South Coast Technology Center, according to the most up-to-date plans, would replace three dilapidated and vacant buildings with three class A industrial flex buildings totaling 313,000 square feet.
“The project will include outdoor patios, landscaping, surface parking, [electric vehicle] charging stations, a community park and improvements to nearby streets and sidewalks,” according to a city of Santa Ana statement.
“The 313,000-square-foot complex will future-proof the business center by introducing new allowed uses reflecting current and future economic trends,” the city statement continued.
Busy City
South Coast Technology Center is one of several major development projects the city of Santa Ana is reviewing. Those projects, according to a city statement, could produce a windfall of 687 permanent jobs and an annual infusion of $256.1 million in goods and services for Santa Ana.
One of those projects is The Village of Santa Ana, a mixed-use development also proposed by C.J. Segerstrom & Sons and could bring 1,583 residential units and nearly 400,000 square feet of office and retail space adjacent to South Coast Plaza.
That project would go up at the current site of the South Coast Village shopping center, which is over 50 years old.
Next door to that retail center is another older retail project, the Metro Town Square Mall, which is being eyed for a $3 billion redevelopment by Related California.
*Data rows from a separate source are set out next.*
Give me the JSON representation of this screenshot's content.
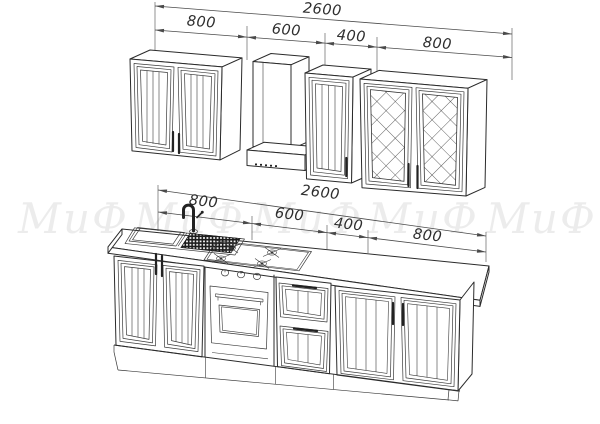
{
  "drawing": {
    "subject": "kitchen-set-technical-drawing",
    "units": "mm"
  },
  "dimensions": {
    "top": {
      "total": "2600",
      "segments": [
        "800",
        "600",
        "400",
        "800"
      ]
    },
    "middle": {
      "total": "2600",
      "segments": [
        "800",
        "600",
        "400",
        "800"
      ]
    }
  },
  "watermark": {
    "text": "МиФ",
    "repeat": 5
  },
  "colors": {
    "background": "#ffffff",
    "line": "#2b2b2b",
    "dimension": "#4a4a4a",
    "watermark": "rgba(0,0,0,0.075)"
  }
}
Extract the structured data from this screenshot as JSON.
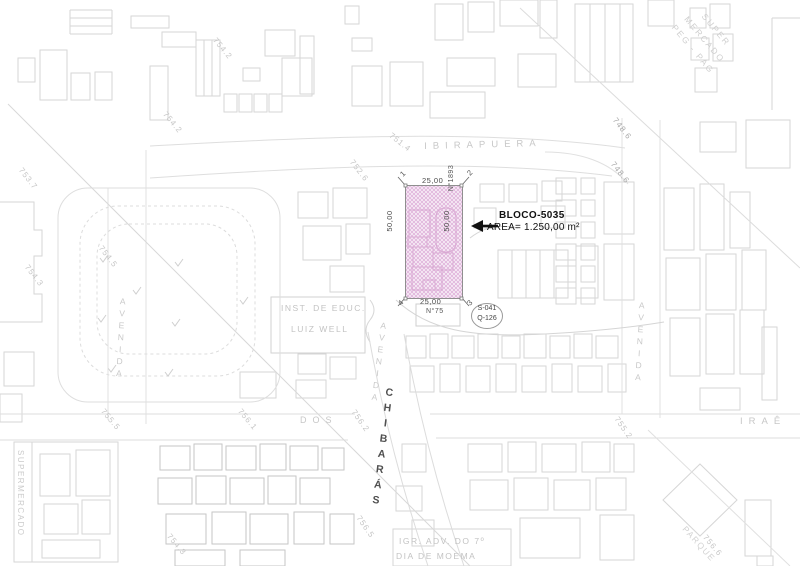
{
  "map": {
    "streets": {
      "ibirapuera": "IBIRAPUERA",
      "avenida_left": "AVENIDA",
      "avenida_mid": "AVENIDA",
      "avenida_right": "AVENIDA",
      "chibaras": "CHIBARÁS",
      "dos": "DOS",
      "irae": "IRAÊ"
    },
    "places": {
      "supermercado_left": "SUPERMERCADO",
      "super_mercado_line1": "SUPER",
      "super_mercado_line2": "MERCADO",
      "super_mercado_line3": "PEG - PAG",
      "inst_line1": "INST. DE EDUC.",
      "inst_line2": "LUIZ WELL",
      "igr_line1": "IGR. ADV. DO 7º",
      "igr_line2": "DIA DE MOEMA",
      "parque": "PARQUE"
    },
    "elevations": [
      "753.7",
      "754.2",
      "754.2",
      "751.4",
      "752.6",
      "748.6",
      "748.6",
      "754.5",
      "754.3",
      "755.5",
      "756.1",
      "756.2",
      "755.2",
      "754.3",
      "756.5",
      "756.6"
    ]
  },
  "lot": {
    "block_label": "BLOCO-5035",
    "area_label": "AREA= 1.250,00 m²",
    "dim_top": "25,00",
    "dim_bottom": "25,00",
    "dim_left": "50,00",
    "dim_right": "50,00",
    "corners": [
      "1",
      "2",
      "3",
      "4"
    ],
    "house_number_right": "N°1893",
    "house_number_bottom": "N°75",
    "sector_label": "S-041",
    "quadra_label": "Q-126"
  },
  "colors": {
    "highlight_fill": "#f7ecf6",
    "highlight_hatch": "#dcabd7",
    "highlight_outline": "#8f8f8f",
    "linework": "#d6d6d6",
    "callout_ink": "#111111"
  }
}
See page 8 for more on that 42-acre project, dubbed Related Bristol.
“We are ushering in a new era of development with the adoption of our new General Plan in 2022, and our efforts to comprehensively update the City’s Zoning Code and revitalize Santa Ana’s key economic engines,” Santa Ana Mayor Valerie Amezcua said in a statement.
“Industrial districts are significant sources of employment and municipal revenue, and they contribute to the economic health of the city and the region.”